Les gens d’ici sont sensibles au côté humain et de plus en plus soucieux de la provenance des produits. Au Monarque, on a par exemple décidé de ne pas servir de saumon d’élevage de l’Atlantique. C’est un produit qu’on voit beaucoup sur les menus et les cuisiniers sont un peu tannés! Mais c’est aussi une aquaculture tellement en demande qu’elle se fait parfois au détriment de la qualité, et avec une empreinte écologique assez négative. On sert ici des produits issus de la pêche responsable. On a le souci de choisir nos ingrédients en privilégiant les beaux produits d’ici, pas juste en pensant à la rentabilité du restaurant. On va privilégier l’agneau du Québec plutôt que celui de Nouvelle-Zélande, en facturant le prix que ça coûte. Et je pense que le client comprend ça.
Quels sont les restos que tu aimes particulièrement au Québec?
Le Battuto à Québec. C’est très différent de ce qu’on fait ici: 24 couverts, deux personnes en cuisine… Nous, on est 20! C’est une autre échelle, mais Paul et Guillaume font une cuisine très goûteuse, d’inspiration italienne, que j’apprécie beaucoup. On a aussi eu de beaux repas au Mousso à Montréal; Antonin et Massimo ont vraiment un talent qui mérite d’être souligné. J’aime aussi les menus plus classiques ou intemporels, comme à l’Express.
Les pires inconvénients et les plus beaux avantages du métier de chef, selon toi?
Au Monarque, pour moi c’est plus qu’être juste chef de cuisine. C’est devenu une PME. J’apprends à être aussi gestionnaire – à gérer des humains notamment. Il faut apprendre à déléguer, mais je reste aux passes tous les soirs. C’est vraiment ça mon métier. C’est très intense, très prenant comme responsabilité, on y pense tout le temps. Mais Lisa a cette force de m’aider à prendre du recul.
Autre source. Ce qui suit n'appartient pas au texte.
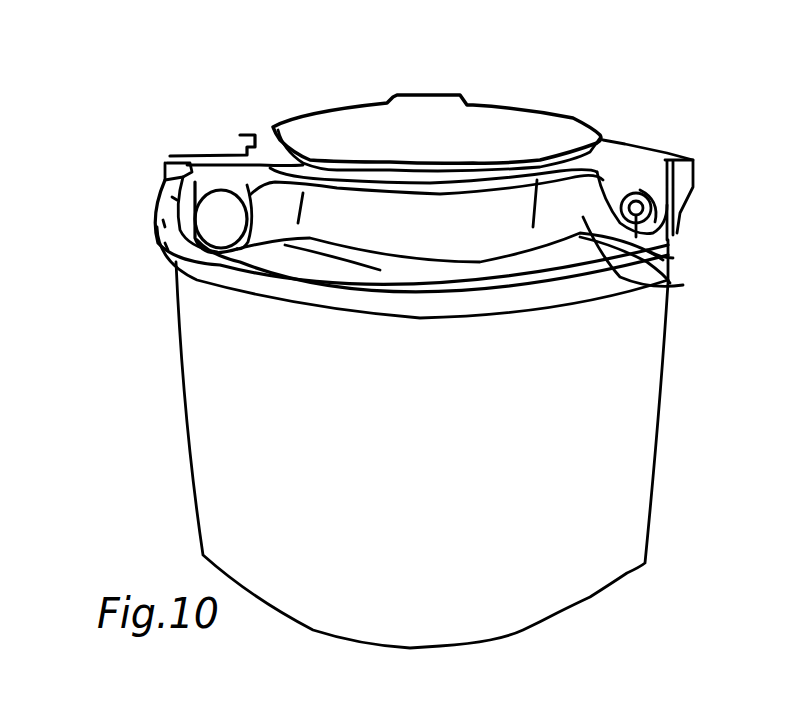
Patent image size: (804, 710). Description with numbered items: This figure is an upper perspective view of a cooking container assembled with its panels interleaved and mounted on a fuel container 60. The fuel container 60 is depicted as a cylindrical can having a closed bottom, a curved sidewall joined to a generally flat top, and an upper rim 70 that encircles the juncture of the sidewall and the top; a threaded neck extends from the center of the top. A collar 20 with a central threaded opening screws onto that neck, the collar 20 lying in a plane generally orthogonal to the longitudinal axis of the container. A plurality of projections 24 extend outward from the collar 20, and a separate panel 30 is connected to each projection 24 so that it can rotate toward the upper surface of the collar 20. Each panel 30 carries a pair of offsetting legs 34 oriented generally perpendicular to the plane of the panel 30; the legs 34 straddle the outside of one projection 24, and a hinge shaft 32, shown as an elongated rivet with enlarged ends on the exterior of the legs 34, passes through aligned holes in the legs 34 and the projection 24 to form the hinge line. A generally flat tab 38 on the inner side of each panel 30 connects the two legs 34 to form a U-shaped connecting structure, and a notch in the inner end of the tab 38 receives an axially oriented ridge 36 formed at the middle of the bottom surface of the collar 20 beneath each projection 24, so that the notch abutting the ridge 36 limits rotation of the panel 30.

The collar 20 is at (437, 223).
The projections 24 is at (160, 200).
The panel 30 is at (567, 77).
The hinge shaft 32 is at (663, 258).
The legs 34 is at (247, 180).
The ridge 36 is at (673, 224).
The tab 38 is at (627, 148).
The fuel container 60 is at (165, 381).
The upper rim 70 is at (197, 267).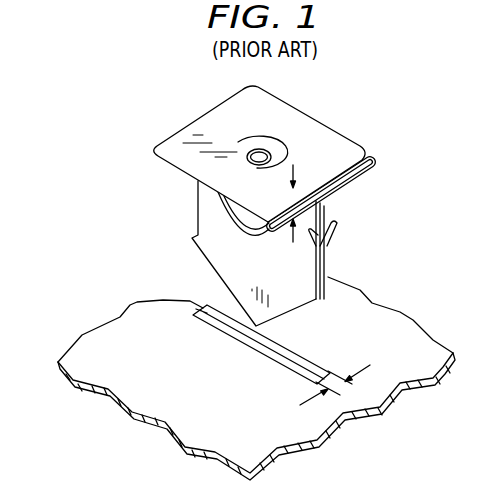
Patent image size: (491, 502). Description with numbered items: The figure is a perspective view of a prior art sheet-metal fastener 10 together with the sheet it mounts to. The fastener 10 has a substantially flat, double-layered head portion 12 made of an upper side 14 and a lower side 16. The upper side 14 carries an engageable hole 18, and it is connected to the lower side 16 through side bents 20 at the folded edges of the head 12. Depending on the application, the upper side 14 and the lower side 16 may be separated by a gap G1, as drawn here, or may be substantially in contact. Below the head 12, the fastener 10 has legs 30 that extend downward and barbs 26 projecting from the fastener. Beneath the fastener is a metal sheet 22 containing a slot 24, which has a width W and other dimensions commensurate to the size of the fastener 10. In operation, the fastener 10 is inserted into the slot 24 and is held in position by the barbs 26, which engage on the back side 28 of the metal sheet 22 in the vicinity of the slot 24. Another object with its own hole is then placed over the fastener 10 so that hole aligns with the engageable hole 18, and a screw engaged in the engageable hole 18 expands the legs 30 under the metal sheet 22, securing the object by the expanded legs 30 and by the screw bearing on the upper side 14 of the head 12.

The sheet-metal fastener 10 is at (382, 139).
The head portion 12 is at (147, 175).
The upper side 14 is at (228, 108).
The lower side 16 is at (355, 175).
The engageable hole 18 is at (263, 155).
The side bents 20 is at (325, 133).
The metal sheet 22 is at (400, 323).
The slot 24 is at (137, 302).
The barbs 26 is at (334, 237).
The back side 28 is at (160, 398).
The legs 30 is at (230, 247).
The gap G1 is at (293, 237).
The width W is at (370, 365).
Ici, le roulement des cuisines ne dépend pas de ma présence. Ça peut, et ça doit fonctionner sans moi. Le Monarque, c’est plus grand que moi ou Richard. Ça a sa propre identité.
L’avantage, c’est qu’on s’est offert une cuisine bien aménagée. On y passe de longues heures, donc c’était important pour moi d’avoir de beaux espaces bien réfléchis et agréables à travailler. On a tous connu des cuisines un peu à l’étroit, une plonge bancale, un sous-sol à plafond bas… Quand on passe 60 heures par semaine dans ce genre d’environnement, c’est pas facile. On a eu la chance de pouvoir s’offrir ces infrastructures, mais c’est aussi une carrière qu’on se bâtit avec ça. Ça a eu un effet d’attraction sur les gens de métier qui avaient envie de travailler dans un environnement professionnel, avec une équipe qui sait où elle s’en va. Et ça se ressent dans leur travail.
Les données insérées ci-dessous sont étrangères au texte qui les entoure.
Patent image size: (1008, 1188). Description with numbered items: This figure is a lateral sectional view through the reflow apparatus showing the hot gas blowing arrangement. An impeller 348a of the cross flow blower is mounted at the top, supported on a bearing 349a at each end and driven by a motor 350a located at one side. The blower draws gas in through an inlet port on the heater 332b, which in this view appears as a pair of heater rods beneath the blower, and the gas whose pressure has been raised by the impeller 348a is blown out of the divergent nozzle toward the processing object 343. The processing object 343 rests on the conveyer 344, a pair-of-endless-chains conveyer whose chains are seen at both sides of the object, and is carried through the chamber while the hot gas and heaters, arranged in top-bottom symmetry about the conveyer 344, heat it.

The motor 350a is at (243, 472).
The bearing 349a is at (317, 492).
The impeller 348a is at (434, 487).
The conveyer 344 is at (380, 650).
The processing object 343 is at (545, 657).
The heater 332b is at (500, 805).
Le Monarque est à la base un restaurant familial. Même s’il a pris de l’envergure, il en garde les valeurs. Ça rejoint la façon dont on reçoit les gens dans le restaurant, dont on gère le personnel, etc. Je le dis souvent dans les réunions: la restauration, c’est vraiment un métier de passion, mais c’est aussi un métier d’équipe.